Slashdot Mirror


Bioinformatics

tadghin pointed out this Newsweek article on bioinformatics, and also notes: "At O'Reilly, we just published our first bioinformatics book last week, Learning Bioinformatics Computer Skills, by Cynthia Gibas and Per Jambeck, and it immediately rocketed to the top of the Amazon Computer bestseller list. This definitely appears to be a new area for the computer industry that's just starting to hit people's radar big time. I've also made the point to VCs looking at distributed computation startups that what I see on sites like slashdot is a lot of movement by hackers towards new and interesting problems. And science looks a lot more interesting than some of the business computing that's been front and center the past couple of years. And the Biological Open Source Computing Conference I spoke at last year was definitely popping with ideas and excitement. Unfortunately, this year's conference is in Copenhagen, right before the O'Reilly open source convention, but I definitely urge slashdotters to check out this area. Demand for perl expertise is especially high."

1 of 105 comments (clear)

  1. Culture clash: biologists and programmers by bwt · · Score: 5

    There are two factors that I think are driving the emergence of bioinformatics: culture and data explosion.

    When I was in college, the computer science majors "hung out" with the math majors, the physics majors, and the electrical engineering majors. Biologists hung out with the less analytical crowd. Obviously these are generalizations, but I believe a lot of "the problem" is that culturally biologists just don't have very good computer skills. Suddenly it is the case that biology as a science absolutely requires these skills. If you were one of the few (and some do exist) that broke the stereotype, you need to be starting a company about now. Otherwise the race is on for the biologists to learn programming and the CS-math-physics types to learn biology.

    Second is the fact that biologists are drowning in data. Projects like the human genome project are producing lots of data, but thats just the tip of the iceberg. There is already an exploding market in high throughput assays and measurement computation. The result is that the field as a whole simply isn't managing it's data well. Often groups store there data in extremely crappy formats. Custom text formats, asn.1, etc... I'm an Oracle programmer, so I expect the kind of solutions that Banks and .com's use: big iron data warehouses running heavy duty RDBMS's like oracle, DB2. Nope. I have yet to come across a single bioinformatics project that has a clue about data modelling. It's actually much above average to use a database at all, let alone well.

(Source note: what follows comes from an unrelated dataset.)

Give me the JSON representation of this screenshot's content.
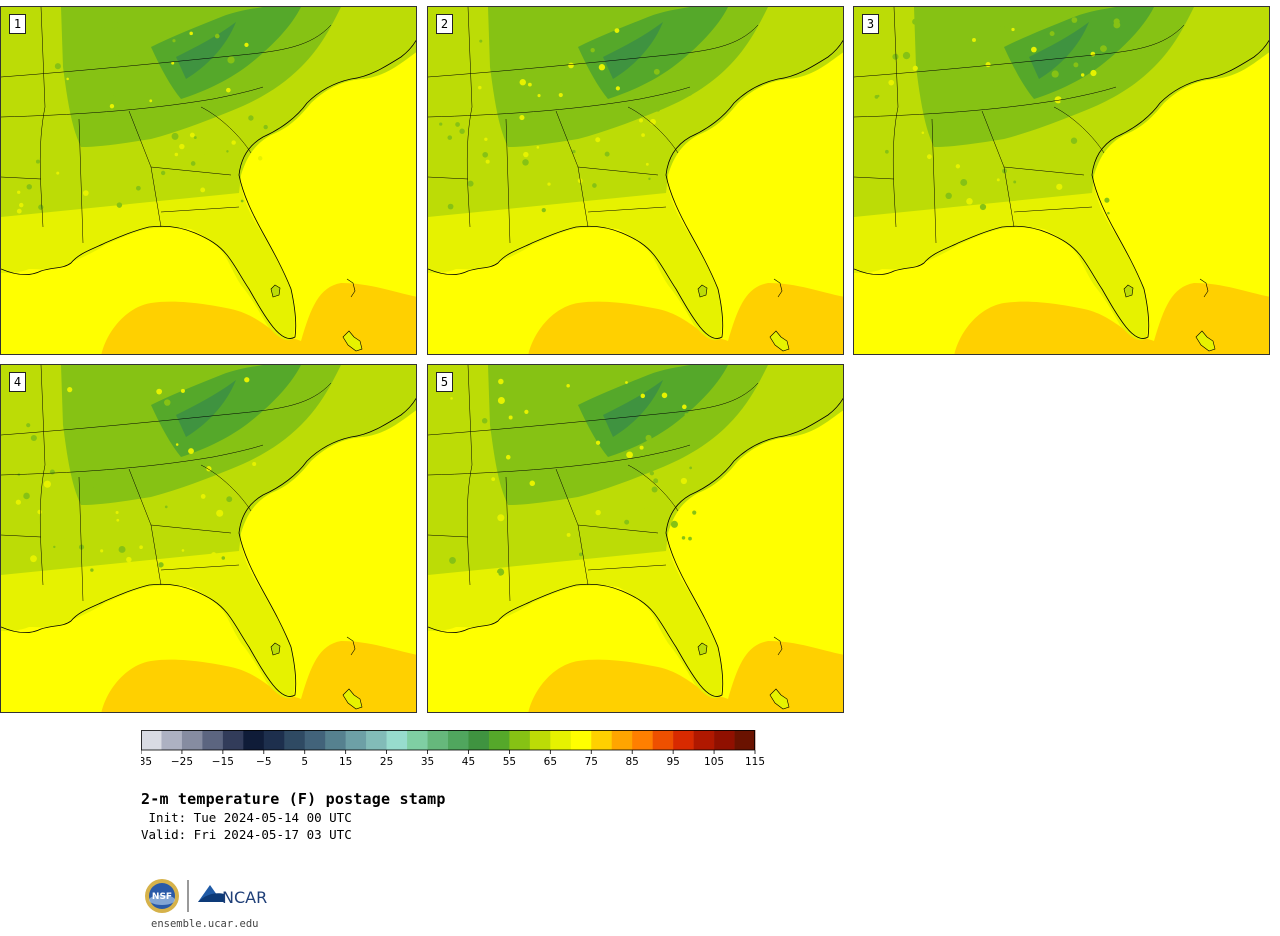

If I was head of the NIH, you can bet that Freshmen biologists would take a class in SQL starting immediately.

    When you combine the two factors: culture and data innundation, very strange things start to happen. The data infrastructure just isn't there and worse a lot of people just don't realize it. Biology is presenting problems that require massive data warehousing solutions to a field whose main data background is calculating p-values to show the effect of a drug is significant.